We’re still in Kavieng, just 120 miles south of the equator, and we’ve had a lot of rain recently. I mean a LOT of rain. In Fiji it didn’t rain once from the beginning of August through the middle of September. We’ve had 4 multi-inch dumps in the last 3 days here in Papua New Guinea. These showers last less than an hour, giving us time to swim and explore. But when it rains here, it rains.
The hose on our water maker remains broken, and we believe that its replacement is on the plane from Lae that lands in Kavieng within an hour. If that does happen, we will leave for Indonesia tomorrow.
But in the meantime, all of this rain everywhere in Kavieng has made us rethink how we go about getting water on Sophie. As an experiment, we tried our hand at building dams on deck to capture rainwater into our water tanks.
We didn’t get vey sophisticated here. Our deck fittings for the water tanks are located in gutters along the side of our foredeck.
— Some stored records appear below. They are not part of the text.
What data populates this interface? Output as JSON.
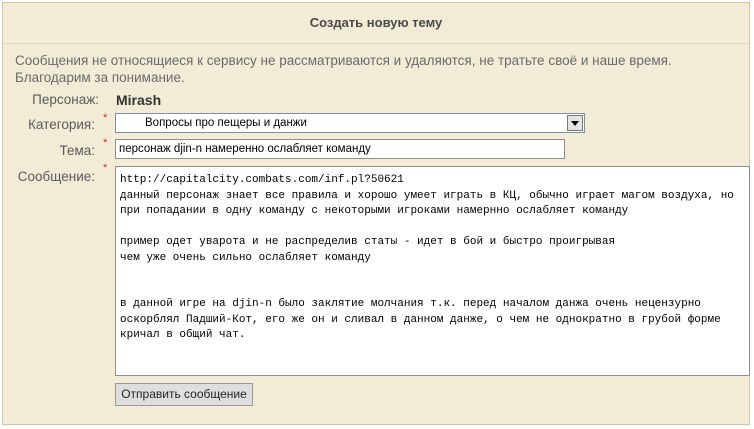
{
  "form": {
    "title": "Создать новую тему",
    "notice_line1": "Сообщения не относящиеся к сервису не рассматриваются и удаляются, не тратьте своё и наше время.",
    "notice_line2": "Благодарим за понимание.",
    "required_mark": "*",
    "character": {
      "label": "Персонаж:",
      "value": "Mirash"
    },
    "category": {
      "label": "Категория:",
      "selected": "Вопросы про пещеры и данжи"
    },
    "subject": {
      "label": "Тема:",
      "value": "персонаж djin-n намеренно ослабляет команду"
    },
    "message": {
      "label": "Сообщение:",
      "value": "http://capitalcity.combats.com/inf.pl?50621\nданный персонаж знает все правила и хорошо умеет играть в КЦ, обычно играет магом воздуха, но при попадании в одну команду с некоторыми игроками намернно ослабляет команду\n\nпример одет уварота и не распределив статы - идет в бой и быстро проигрывая\nчем уже очень сильно ослабляет команду\n\n\nв данной игре на djin-n было заклятие молчания т.к. перед началом данжа очень нецензурно оскорблял Падший-Кот, его же он и сливал в данном данже, о чем не однократно в грубой форме кричал в общий чат."
    },
    "submit_label": "Отправить сообщение"
  },
  "colors": {
    "panel_bg": "#f2ecd6",
    "required": "#d03030",
    "label": "#5a5a5a"
  }
}
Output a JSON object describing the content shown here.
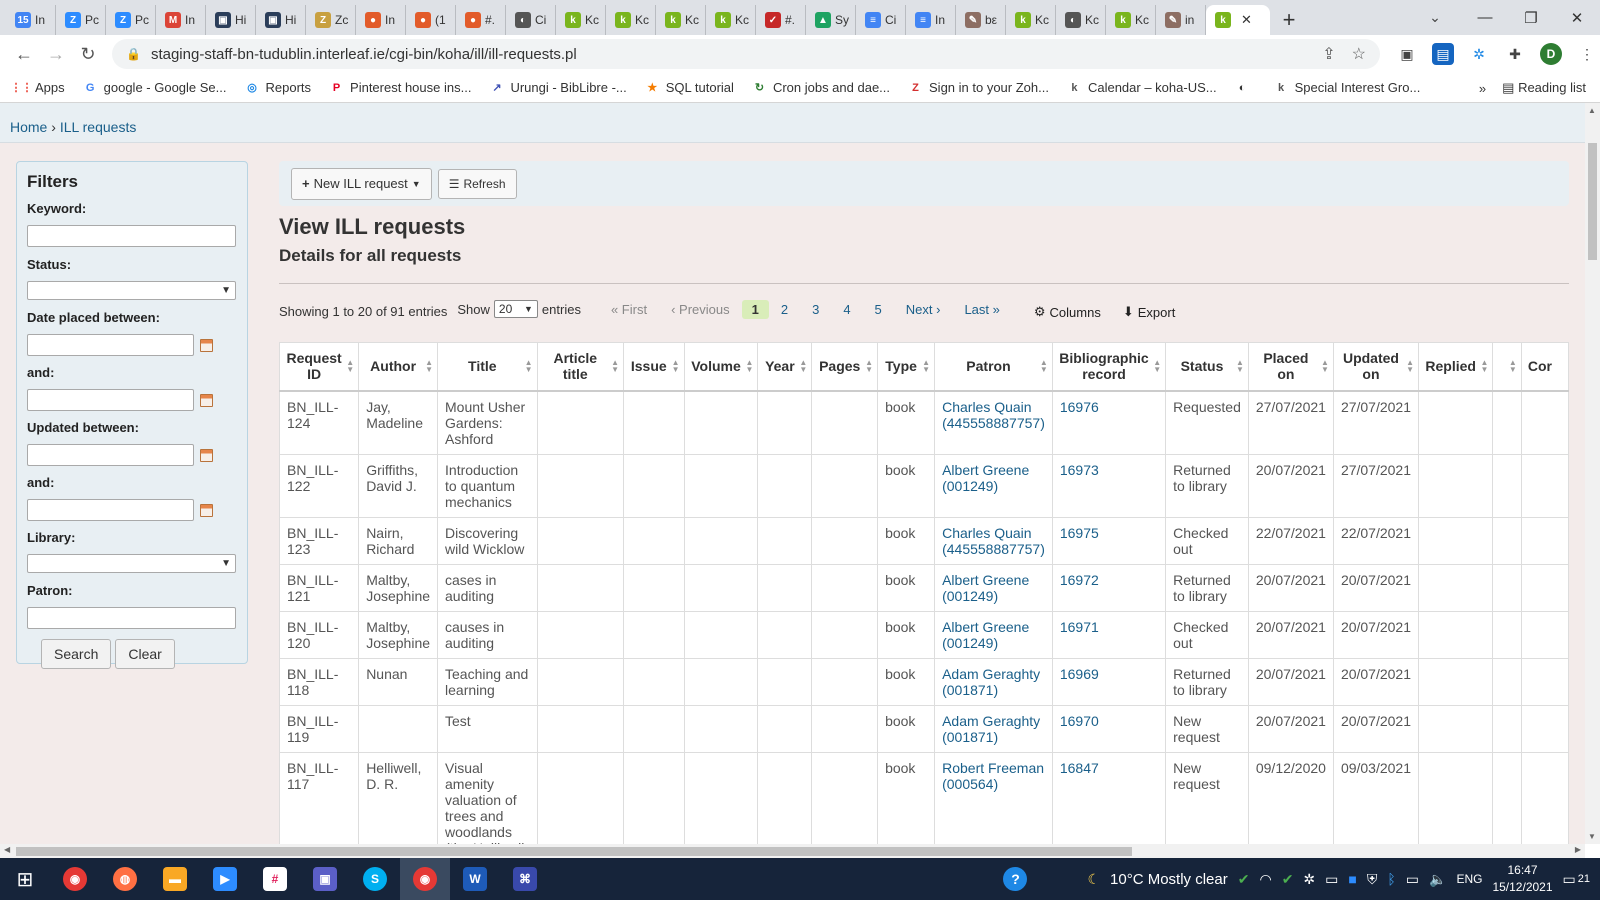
{
  "browser": {
    "tabs": [
      {
        "label": "In",
        "fav": "15",
        "color": "#4285f4"
      },
      {
        "label": "Pc",
        "fav": "Z",
        "color": "#2d8cff"
      },
      {
        "label": "Pc",
        "fav": "Z",
        "color": "#2d8cff"
      },
      {
        "label": "In",
        "fav": "M",
        "color": "#db4437"
      },
      {
        "label": "Hi",
        "fav": "▣",
        "color": "#2b3e5a"
      },
      {
        "label": "Hi",
        "fav": "▣",
        "color": "#2b3e5a"
      },
      {
        "label": "Zc",
        "fav": "Z",
        "color": "#c8a040"
      },
      {
        "label": "In",
        "fav": "●",
        "color": "#e25b2a"
      },
      {
        "label": "(1",
        "fav": "●",
        "color": "#e25b2a"
      },
      {
        "label": "#.",
        "fav": "●",
        "color": "#e25b2a"
      },
      {
        "label": "Ci",
        "fav": "◐",
        "color": "#555555"
      },
      {
        "label": "Kc",
        "fav": "k",
        "color": "#7ab51d"
      },
      {
        "label": "Kc",
        "fav": "k",
        "color": "#7ab51d"
      },
      {
        "label": "Kc",
        "fav": "k",
        "color": "#7ab51d"
      },
      {
        "label": "Kc",
        "fav": "k",
        "color": "#7ab51d"
      },
      {
        "label": "#.",
        "fav": "✓",
        "color": "#c62828"
      },
      {
        "label": "Sy",
        "fav": "▲",
        "color": "#1ea362"
      },
      {
        "label": "Ci",
        "fav": "≡",
        "color": "#4285f4"
      },
      {
        "label": "In",
        "fav": "≡",
        "color": "#4285f4"
      },
      {
        "label": "bε",
        "fav": "✎",
        "color": "#8d6e63"
      },
      {
        "label": "Kc",
        "fav": "k",
        "color": "#7ab51d"
      },
      {
        "label": "Kc",
        "fav": "◐",
        "color": "#555555"
      },
      {
        "label": "Kc",
        "fav": "k",
        "color": "#7ab51d"
      },
      {
        "label": "in",
        "fav": "✎",
        "color": "#8d6e63"
      }
    ],
    "active_tab_fav": "k",
    "url": "staging-staff-bn-tudublin.interleaf.ie/cgi-bin/koha/ill/ill-requests.pl",
    "profile_initial": "D",
    "bookmarks": [
      {
        "label": "Apps",
        "icon": "⋮⋮",
        "color": "#ea4335"
      },
      {
        "label": "google - Google Se...",
        "icon": "G",
        "color": "#4285f4"
      },
      {
        "label": "Reports",
        "icon": "◎",
        "color": "#1e88e5"
      },
      {
        "label": "Pinterest house ins...",
        "icon": "P",
        "color": "#e60023"
      },
      {
        "label": "Urungi - BibLibre -...",
        "icon": "↗",
        "color": "#3f51b5"
      },
      {
        "label": "SQL tutorial",
        "icon": "★",
        "color": "#f57c00"
      },
      {
        "label": "Cron jobs and dae...",
        "icon": "↻",
        "color": "#2e7d32"
      },
      {
        "label": "Sign in to your Zoh...",
        "icon": "Z",
        "color": "#d32f2f"
      },
      {
        "label": "Calendar – koha-US...",
        "icon": "k",
        "color": "#555555"
      },
      {
        "label": "",
        "icon": "◐",
        "color": "#333333"
      },
      {
        "label": "Special Interest Gro...",
        "icon": "k",
        "color": "#555555"
      }
    ],
    "reading_list": "Reading list"
  },
  "breadcrumb": {
    "home": "Home",
    "sep": " › ",
    "current": "ILL requests"
  },
  "filters": {
    "title": "Filters",
    "keyword_label": "Keyword:",
    "status_label": "Status:",
    "placed_label": "Date placed between:",
    "and1_label": "and:",
    "updated_label": "Updated between:",
    "and2_label": "and:",
    "library_label": "Library:",
    "patron_label": "Patron:",
    "search_btn": "Search",
    "clear_btn": "Clear"
  },
  "toolbar": {
    "new_request": "New ILL request",
    "refresh": "Refresh"
  },
  "heading": {
    "title": "View ILL requests",
    "subtitle": "Details for all requests"
  },
  "paging": {
    "info": "Showing 1 to 20 of 91 entries",
    "show": "Show",
    "entries_value": "20",
    "entries": "entries",
    "first": "« First",
    "previous": "‹ Previous",
    "pages": [
      "1",
      "2",
      "3",
      "4",
      "5"
    ],
    "next": "Next ›",
    "last": "Last »",
    "columns": "Columns",
    "export": "Export"
  },
  "table": {
    "headers": [
      "Request ID",
      "Author",
      "Title",
      "Article title",
      "Issue",
      "Volume",
      "Year",
      "Pages",
      "Type",
      "Patron",
      "Bibliographic record",
      "Status",
      "Placed on",
      "Updated on",
      "Replied",
      "",
      "Cor"
    ],
    "rows": [
      {
        "id": "BN_ILL-124",
        "author": "Jay, Madeline",
        "title": "Mount Usher Gardens: Ashford",
        "type": "book",
        "patron": "Charles Quain (445558887757)",
        "biblio": "16976",
        "status": "Requested",
        "placed": "27/07/2021",
        "updated": "27/07/2021"
      },
      {
        "id": "BN_ILL-122",
        "author": "Griffiths, David J.",
        "title": "Introduction to quantum mechanics",
        "type": "book",
        "patron": "Albert Greene (001249)",
        "biblio": "16973",
        "status": "Returned to library",
        "placed": "20/07/2021",
        "updated": "27/07/2021"
      },
      {
        "id": "BN_ILL-123",
        "author": "Nairn, Richard",
        "title": "Discovering wild Wicklow",
        "type": "book",
        "patron": "Charles Quain (445558887757)",
        "biblio": "16975",
        "status": "Checked out",
        "placed": "22/07/2021",
        "updated": "22/07/2021"
      },
      {
        "id": "BN_ILL-121",
        "author": "Maltby, Josephine",
        "title": "cases in auditing",
        "type": "book",
        "patron": "Albert Greene (001249)",
        "biblio": "16972",
        "status": "Returned to library",
        "placed": "20/07/2021",
        "updated": "20/07/2021"
      },
      {
        "id": "BN_ILL-120",
        "author": "Maltby, Josephine",
        "title": "causes in auditing",
        "type": "book",
        "patron": "Albert Greene (001249)",
        "biblio": "16971",
        "status": "Checked out",
        "placed": "20/07/2021",
        "updated": "20/07/2021"
      },
      {
        "id": "BN_ILL-118",
        "author": "Nunan",
        "title": "Teaching and learning",
        "type": "book",
        "patron": "Adam Geraghty (001871)",
        "biblio": "16969",
        "status": "Returned to library",
        "placed": "20/07/2021",
        "updated": "20/07/2021"
      },
      {
        "id": "BN_ILL-119",
        "author": "",
        "title": "Test",
        "type": "book",
        "patron": "Adam Geraghty (001871)",
        "biblio": "16970",
        "status": "New request",
        "placed": "20/07/2021",
        "updated": "20/07/2021"
      },
      {
        "id": "BN_ILL-117",
        "author": "Helliwell, D. R.",
        "title": "Visual amenity valuation of trees and woodlands (the Helliwell",
        "type": "book",
        "patron": "Robert Freeman (000564)",
        "biblio": "16847",
        "status": "New request",
        "placed": "09/12/2020",
        "updated": "09/03/2021"
      }
    ]
  },
  "taskbar": {
    "weather": "10°C  Mostly clear",
    "lang": "ENG",
    "time": "16:47",
    "date": "15/12/2021",
    "notif": "21"
  }
}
We simply rolled up some towels and placed them right behind the tank openings. We also laid out some sheets and hoses on the deck and coach roof to direct water towards the general direction of the tank openings.
The result? This water tank was empty 3 days ago, and it now has over 100 gallons of rain water in it. The other tank caught a similar amount. The decks were clean before the experiment, and the water goes through a carbon filter before we use it. So we feel better about drinking this water than water we would load from sources on shore.
The water maker will continue to be our primary source of fresh water moving forward, but its good to know we have a working alternative, at least when we are in rain country.
It also means that when we are in rain country, we can turn on the air conditioners instead of the water maker when we are charging our batteries with our generator.
No one on Sophie is complaining about that right now.